A form of property ownership in which two or more people hold equal shares of an asset with the right of survivorship, meaning that when one owner dies, their share automatically passes to the surviving owner(s). Joint tenancy avoids probate for the jointly held asset, making it a simple estate planning tool for married couples and family members. However, it can create unintended consequences for estate planning, taxes, and asset protection if not carefully considered.

Community Property

A form of marital property ownership recognized in certain states where most assets and debts acquired during the marriage are considered equally owned by both spouses, regardless of who earned the income or whose name is on the title. In community property states, each spouse automatically owns a 50% interest in marital property. This has significant implications for estate planning, divorce, and taxes, particularly regarding the stepped-up cost basis at death.

Will

A legal document specifying how assets should be distributed after death and naming guardians for minor children. Must go through probate court to be executed.

Probate

The legal process through which a deceased person's will is validated by a court, their debts are settled, and their remaining assets are distributed to beneficiaries. Probate can be time-consuming and costly, often taking months or even years to complete depending on the complexity of the estate and state laws. Many estate planning strategies, such as trusts and beneficiary designations, are specifically designed to help assets avoid probate.

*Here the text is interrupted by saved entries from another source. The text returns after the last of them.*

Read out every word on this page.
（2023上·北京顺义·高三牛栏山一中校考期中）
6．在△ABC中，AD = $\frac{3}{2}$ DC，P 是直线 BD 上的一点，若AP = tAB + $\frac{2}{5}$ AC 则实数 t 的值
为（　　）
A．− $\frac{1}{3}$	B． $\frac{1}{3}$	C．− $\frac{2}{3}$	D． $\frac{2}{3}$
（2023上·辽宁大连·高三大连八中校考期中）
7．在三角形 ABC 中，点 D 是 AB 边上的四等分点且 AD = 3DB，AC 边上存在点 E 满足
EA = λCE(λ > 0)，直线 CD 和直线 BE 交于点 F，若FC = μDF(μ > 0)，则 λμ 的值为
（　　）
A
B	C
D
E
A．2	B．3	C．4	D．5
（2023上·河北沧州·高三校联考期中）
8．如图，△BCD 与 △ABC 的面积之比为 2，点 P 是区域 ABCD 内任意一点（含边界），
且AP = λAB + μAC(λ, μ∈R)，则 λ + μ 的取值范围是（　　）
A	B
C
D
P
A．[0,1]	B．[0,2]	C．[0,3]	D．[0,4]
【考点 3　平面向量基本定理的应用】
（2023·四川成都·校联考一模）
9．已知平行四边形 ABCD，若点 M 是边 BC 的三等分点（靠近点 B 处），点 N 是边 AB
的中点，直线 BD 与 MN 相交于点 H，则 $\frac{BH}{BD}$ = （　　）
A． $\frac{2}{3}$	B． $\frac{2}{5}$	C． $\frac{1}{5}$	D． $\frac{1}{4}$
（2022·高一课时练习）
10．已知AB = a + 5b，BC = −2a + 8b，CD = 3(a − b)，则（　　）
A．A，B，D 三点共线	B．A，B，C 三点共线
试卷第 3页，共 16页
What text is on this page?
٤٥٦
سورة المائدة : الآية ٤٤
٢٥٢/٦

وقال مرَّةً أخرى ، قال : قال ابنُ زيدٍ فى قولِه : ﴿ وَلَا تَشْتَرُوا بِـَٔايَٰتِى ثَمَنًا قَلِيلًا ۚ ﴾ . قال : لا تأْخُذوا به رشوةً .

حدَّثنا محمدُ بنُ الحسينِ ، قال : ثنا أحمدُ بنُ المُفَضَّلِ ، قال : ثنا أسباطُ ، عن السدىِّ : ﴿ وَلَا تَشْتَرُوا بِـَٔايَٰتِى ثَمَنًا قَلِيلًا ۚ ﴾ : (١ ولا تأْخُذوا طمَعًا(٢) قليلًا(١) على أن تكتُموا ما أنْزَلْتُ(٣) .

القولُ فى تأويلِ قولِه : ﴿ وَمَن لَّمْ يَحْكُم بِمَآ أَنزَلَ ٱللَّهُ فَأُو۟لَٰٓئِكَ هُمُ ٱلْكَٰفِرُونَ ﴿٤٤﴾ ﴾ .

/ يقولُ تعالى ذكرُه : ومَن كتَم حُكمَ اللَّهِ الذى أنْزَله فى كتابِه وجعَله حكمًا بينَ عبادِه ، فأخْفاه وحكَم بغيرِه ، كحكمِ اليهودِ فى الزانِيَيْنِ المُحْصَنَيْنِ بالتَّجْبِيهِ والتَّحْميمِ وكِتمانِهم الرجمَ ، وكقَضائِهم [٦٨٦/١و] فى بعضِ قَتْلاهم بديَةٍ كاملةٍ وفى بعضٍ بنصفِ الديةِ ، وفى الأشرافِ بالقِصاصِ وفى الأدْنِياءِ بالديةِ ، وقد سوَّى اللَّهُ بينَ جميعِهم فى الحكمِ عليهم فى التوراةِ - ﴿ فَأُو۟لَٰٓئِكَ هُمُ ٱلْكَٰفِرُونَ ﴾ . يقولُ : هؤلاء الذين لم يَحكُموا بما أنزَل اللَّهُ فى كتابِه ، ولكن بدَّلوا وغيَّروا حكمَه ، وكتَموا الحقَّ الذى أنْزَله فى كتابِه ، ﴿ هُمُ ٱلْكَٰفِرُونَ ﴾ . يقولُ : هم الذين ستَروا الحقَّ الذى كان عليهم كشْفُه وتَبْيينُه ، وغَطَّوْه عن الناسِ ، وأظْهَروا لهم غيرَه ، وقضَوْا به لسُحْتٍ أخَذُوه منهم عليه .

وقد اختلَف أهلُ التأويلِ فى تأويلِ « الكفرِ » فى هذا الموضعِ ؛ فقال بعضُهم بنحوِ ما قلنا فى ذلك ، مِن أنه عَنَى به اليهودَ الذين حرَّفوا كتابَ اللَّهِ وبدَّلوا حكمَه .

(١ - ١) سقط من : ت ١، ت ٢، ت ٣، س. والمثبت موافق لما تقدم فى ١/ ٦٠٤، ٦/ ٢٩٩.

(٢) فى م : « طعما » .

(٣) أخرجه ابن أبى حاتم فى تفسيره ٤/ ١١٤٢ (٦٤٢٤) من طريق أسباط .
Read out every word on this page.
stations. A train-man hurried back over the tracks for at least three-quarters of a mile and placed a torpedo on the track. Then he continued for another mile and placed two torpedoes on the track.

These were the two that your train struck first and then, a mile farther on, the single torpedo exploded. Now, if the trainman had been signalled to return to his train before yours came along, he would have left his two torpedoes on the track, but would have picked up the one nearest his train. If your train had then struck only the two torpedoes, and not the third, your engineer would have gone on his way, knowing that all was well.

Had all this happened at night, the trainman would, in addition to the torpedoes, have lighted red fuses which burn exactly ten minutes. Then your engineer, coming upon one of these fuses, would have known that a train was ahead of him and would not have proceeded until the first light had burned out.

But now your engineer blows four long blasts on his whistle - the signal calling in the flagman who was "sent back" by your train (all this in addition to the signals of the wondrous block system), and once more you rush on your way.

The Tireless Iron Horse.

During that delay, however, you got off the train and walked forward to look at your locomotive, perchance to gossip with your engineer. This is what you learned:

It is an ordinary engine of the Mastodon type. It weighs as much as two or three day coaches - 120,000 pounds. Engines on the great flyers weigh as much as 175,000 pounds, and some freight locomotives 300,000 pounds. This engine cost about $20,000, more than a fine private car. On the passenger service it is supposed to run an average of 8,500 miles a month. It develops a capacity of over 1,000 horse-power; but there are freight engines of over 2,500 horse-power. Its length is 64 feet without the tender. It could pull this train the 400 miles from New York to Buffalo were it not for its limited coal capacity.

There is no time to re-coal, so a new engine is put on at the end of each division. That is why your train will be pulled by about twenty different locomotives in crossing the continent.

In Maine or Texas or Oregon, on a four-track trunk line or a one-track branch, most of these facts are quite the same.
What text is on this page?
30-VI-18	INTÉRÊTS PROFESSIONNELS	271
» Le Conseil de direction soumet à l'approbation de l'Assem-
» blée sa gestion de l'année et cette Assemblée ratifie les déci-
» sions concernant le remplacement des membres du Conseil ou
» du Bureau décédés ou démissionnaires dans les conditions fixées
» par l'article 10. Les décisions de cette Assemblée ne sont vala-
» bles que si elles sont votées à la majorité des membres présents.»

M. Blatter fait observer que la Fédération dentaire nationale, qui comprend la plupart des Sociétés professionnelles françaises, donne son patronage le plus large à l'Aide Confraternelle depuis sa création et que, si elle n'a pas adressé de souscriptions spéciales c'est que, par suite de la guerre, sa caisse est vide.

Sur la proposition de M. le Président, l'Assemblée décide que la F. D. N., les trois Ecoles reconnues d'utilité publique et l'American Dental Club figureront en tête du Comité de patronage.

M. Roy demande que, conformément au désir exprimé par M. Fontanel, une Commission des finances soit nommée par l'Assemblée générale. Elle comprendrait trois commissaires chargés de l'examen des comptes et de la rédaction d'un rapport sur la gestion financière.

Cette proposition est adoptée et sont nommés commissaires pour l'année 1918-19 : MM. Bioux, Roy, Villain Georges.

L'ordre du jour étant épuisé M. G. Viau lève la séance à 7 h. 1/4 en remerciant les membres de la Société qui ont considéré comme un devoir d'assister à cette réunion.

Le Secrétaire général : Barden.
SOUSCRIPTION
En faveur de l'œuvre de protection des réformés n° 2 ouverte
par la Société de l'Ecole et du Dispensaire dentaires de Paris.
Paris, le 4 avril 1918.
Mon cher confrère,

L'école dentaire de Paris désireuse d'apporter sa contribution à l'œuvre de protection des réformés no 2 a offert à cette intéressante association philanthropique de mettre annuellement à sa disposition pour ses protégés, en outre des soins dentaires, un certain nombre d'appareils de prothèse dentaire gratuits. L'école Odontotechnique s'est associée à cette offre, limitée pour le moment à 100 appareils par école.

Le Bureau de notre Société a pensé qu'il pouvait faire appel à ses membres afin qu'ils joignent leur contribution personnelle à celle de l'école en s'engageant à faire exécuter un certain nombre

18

Frequently Asked Questions

What is Tenancy in Common?

A form of property ownership in which two or more people each own a distinct share of an asset that does not have to be equal and does not include a right of survivorship. When a tenant in common dies, their share passes through their will or, if there is no will, through intestate succession rather than automatically transferring to the other owners. This type of ownership is often preferred when co-owners want to pass their share to their own heirs rather than the other co-owners.

Why is Tenancy in Common important in personal finance?

Tenancy in Common is an important estate planning concept that helps individuals make better financial decisions. Understanding Tenancy in Common can improve your financial planning and help you achieve your money goals.

How does Tenancy in Common relate to Joint Tenancy?

Tenancy in Common and Joint Tenancy are related financial concepts. A form of property ownership in which two or more people hold equal shares of an asset with the right of survivorship, meaning that when one owner dies, their share automatically passes to the surviving owner(s). Joint tenancy avoids probate for the jointly held asset, making it a simple estate planning tool for married couples and family members. However, it can create unintended consequences for estate planning, taxes, and asset protection if not carefully considered.